How does devices have limited “Up to certain gigabytes” storage capabilities?

491 views

I’m just wondering. I’ve seen it all the time like in smartphone specifications where it would say “Micro SD slot: Up to 128GB” or on other devices it would be like “Can read up to 1TB”. I can understand if its about the compatibility issues like how you could only use DDR3 memory to certain motherboard or a software could run on windows 7 or newer. But I can’t think about why bigger storage would cause a problem for that matter.

I’m pretty sure I could get an easy logical reasonable answer for that so here I am asking.

In: Technology

2 Answers

Anonymous 0 Comments

Processing limitations. Think of it like a highway. You could have a six lane highway so you can handle a lot of traffic but that would cost a lot to maintain. However, traffic could go really fast and pretty much always go the speed limit, say 65. Or you could have a one lane highway with a 100 mph speed limit that gets easily clogged by one slow car.

In this example, you’re seeing the posted speed limit (up to X) while they manage the number of lanes.
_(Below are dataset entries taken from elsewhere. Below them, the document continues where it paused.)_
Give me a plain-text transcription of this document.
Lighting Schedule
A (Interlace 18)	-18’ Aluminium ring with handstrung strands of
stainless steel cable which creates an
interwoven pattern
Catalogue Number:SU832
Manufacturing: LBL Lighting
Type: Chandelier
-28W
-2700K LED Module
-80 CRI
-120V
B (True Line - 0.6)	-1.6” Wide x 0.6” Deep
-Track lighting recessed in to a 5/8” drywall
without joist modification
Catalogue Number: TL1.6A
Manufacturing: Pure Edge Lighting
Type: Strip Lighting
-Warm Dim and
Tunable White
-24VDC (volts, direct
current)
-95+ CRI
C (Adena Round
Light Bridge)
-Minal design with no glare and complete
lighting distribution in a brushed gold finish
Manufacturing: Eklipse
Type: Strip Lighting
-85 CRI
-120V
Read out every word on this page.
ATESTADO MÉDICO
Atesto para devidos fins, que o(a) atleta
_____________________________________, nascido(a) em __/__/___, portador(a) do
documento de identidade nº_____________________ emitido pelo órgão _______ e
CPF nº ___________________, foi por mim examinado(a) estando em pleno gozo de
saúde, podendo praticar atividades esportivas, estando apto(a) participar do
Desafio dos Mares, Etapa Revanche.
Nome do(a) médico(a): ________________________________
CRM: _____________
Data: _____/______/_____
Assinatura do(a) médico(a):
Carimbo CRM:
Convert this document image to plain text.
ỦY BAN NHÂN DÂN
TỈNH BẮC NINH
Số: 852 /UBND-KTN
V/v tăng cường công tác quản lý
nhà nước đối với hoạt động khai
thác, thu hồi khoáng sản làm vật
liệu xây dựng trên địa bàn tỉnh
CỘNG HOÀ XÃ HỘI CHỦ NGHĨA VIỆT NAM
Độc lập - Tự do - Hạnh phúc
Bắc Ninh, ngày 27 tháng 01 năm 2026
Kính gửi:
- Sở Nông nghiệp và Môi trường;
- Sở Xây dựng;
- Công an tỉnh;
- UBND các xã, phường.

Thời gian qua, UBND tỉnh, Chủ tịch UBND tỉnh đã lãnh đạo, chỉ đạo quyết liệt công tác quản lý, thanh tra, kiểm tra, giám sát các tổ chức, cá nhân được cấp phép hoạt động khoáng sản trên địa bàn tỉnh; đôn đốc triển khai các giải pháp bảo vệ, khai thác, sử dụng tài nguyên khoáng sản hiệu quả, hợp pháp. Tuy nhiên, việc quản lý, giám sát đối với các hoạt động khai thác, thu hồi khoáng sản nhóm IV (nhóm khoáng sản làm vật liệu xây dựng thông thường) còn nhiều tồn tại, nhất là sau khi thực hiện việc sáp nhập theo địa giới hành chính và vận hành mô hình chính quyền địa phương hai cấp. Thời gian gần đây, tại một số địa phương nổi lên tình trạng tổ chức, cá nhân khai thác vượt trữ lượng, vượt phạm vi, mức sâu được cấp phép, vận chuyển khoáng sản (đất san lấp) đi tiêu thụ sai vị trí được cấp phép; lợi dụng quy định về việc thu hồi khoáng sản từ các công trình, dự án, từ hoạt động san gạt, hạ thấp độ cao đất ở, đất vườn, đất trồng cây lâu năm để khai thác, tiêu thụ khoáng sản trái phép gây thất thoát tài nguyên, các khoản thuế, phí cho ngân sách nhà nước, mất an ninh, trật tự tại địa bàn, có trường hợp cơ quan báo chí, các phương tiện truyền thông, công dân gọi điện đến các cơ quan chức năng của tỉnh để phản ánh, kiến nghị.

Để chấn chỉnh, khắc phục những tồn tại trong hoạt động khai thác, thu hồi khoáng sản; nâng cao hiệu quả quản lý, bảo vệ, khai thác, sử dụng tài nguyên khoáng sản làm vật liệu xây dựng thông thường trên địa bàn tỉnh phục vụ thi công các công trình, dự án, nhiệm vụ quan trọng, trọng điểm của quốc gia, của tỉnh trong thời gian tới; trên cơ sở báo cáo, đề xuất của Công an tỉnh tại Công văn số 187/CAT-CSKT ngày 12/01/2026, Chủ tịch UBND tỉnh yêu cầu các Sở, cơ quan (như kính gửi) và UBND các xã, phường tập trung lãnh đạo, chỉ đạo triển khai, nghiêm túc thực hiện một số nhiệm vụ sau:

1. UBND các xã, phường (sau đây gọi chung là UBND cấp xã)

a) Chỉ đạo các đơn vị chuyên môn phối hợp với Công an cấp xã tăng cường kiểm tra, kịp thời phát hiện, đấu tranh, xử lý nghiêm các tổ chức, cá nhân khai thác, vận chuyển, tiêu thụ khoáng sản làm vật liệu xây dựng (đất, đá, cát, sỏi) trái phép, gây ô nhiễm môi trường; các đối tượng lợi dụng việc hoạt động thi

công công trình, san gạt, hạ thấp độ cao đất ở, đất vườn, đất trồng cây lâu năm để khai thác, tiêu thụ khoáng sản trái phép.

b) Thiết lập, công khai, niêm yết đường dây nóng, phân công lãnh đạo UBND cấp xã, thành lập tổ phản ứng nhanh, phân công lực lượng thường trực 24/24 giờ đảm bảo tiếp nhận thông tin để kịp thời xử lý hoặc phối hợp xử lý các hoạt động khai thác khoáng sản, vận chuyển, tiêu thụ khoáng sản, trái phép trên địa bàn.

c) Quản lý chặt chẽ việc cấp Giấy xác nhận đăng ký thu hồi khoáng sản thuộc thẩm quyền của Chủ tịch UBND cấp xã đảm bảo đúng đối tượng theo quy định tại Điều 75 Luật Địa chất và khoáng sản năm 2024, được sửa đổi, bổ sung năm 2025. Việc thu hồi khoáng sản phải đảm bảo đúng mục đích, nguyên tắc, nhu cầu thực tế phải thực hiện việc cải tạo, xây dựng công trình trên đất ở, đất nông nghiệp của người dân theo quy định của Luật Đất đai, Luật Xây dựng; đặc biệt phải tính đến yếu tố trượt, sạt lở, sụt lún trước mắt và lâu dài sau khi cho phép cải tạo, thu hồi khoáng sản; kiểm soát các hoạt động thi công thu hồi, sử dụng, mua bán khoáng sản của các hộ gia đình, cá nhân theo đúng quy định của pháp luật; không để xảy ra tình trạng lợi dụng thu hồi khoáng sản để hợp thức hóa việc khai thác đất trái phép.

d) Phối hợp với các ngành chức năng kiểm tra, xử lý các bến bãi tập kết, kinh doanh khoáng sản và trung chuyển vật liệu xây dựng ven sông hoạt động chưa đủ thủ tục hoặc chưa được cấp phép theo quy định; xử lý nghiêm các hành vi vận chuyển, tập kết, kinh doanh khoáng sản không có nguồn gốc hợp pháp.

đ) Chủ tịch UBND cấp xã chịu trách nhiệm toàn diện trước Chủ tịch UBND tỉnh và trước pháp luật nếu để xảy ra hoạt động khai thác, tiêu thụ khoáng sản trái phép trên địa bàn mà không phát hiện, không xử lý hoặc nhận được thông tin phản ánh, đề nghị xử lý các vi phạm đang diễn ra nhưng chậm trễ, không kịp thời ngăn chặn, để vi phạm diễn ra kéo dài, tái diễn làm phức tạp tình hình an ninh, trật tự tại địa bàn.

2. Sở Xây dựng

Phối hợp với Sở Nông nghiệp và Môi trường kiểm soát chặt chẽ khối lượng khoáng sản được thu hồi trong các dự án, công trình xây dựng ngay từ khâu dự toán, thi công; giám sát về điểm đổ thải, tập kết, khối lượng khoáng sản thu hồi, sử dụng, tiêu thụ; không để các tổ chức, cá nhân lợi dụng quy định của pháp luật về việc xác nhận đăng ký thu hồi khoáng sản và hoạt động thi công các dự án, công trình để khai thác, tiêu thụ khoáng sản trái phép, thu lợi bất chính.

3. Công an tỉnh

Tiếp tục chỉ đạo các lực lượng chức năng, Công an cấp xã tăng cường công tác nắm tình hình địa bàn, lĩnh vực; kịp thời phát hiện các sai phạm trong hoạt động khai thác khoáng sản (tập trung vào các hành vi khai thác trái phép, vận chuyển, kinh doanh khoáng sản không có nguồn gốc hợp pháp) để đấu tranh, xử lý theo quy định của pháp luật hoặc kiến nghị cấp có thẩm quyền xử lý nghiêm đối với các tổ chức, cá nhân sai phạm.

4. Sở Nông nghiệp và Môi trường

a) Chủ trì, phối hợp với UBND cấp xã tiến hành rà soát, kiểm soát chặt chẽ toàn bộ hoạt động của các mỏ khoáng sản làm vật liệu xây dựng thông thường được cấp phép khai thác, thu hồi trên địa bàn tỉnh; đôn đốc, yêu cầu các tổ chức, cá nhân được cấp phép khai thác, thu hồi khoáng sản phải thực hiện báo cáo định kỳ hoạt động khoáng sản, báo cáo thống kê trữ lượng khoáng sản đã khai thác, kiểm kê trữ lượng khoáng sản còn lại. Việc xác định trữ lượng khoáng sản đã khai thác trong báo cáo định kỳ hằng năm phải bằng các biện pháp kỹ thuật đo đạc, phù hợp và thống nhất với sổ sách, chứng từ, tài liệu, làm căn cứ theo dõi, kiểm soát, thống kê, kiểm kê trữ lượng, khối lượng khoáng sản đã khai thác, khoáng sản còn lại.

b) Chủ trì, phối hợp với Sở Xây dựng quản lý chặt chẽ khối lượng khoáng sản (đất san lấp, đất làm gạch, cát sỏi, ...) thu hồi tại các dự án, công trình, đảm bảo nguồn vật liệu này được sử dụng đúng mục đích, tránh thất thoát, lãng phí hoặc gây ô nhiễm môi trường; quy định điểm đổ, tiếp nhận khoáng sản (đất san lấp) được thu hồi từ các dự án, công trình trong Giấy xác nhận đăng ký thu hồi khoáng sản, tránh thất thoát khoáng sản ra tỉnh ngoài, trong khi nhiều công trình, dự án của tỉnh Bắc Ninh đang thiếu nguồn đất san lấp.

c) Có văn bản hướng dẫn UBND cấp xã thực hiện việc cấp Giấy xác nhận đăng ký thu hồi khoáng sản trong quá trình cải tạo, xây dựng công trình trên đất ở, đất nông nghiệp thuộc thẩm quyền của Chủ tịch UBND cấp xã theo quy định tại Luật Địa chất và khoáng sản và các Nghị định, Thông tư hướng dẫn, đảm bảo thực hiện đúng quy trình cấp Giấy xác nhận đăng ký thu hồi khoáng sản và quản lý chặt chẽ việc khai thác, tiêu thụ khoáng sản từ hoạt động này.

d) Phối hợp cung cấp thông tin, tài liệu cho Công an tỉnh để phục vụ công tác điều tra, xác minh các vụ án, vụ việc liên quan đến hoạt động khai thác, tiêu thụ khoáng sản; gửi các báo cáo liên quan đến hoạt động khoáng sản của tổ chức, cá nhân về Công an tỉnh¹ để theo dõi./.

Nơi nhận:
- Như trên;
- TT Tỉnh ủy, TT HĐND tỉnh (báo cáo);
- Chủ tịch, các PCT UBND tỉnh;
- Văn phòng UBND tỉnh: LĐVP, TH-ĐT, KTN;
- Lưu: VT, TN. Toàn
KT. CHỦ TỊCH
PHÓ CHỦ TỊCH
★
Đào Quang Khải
To balance throughput (number of lanes) and performance (speed limit), the architects make a call to balance cost, long-term maintenance, and benefit.

Anonymous 0 Comments

It’s because storage is like a phone book. You have to have an INDEX, at the start, telling you which page in the book you can find file A, file B, file C, etc. And the device cannot handle this INDEX if it’s got more than 128 GB of pages, or more than 1TB of pages.

The data can be present on the pages, but your device cannot address more than x number of pages.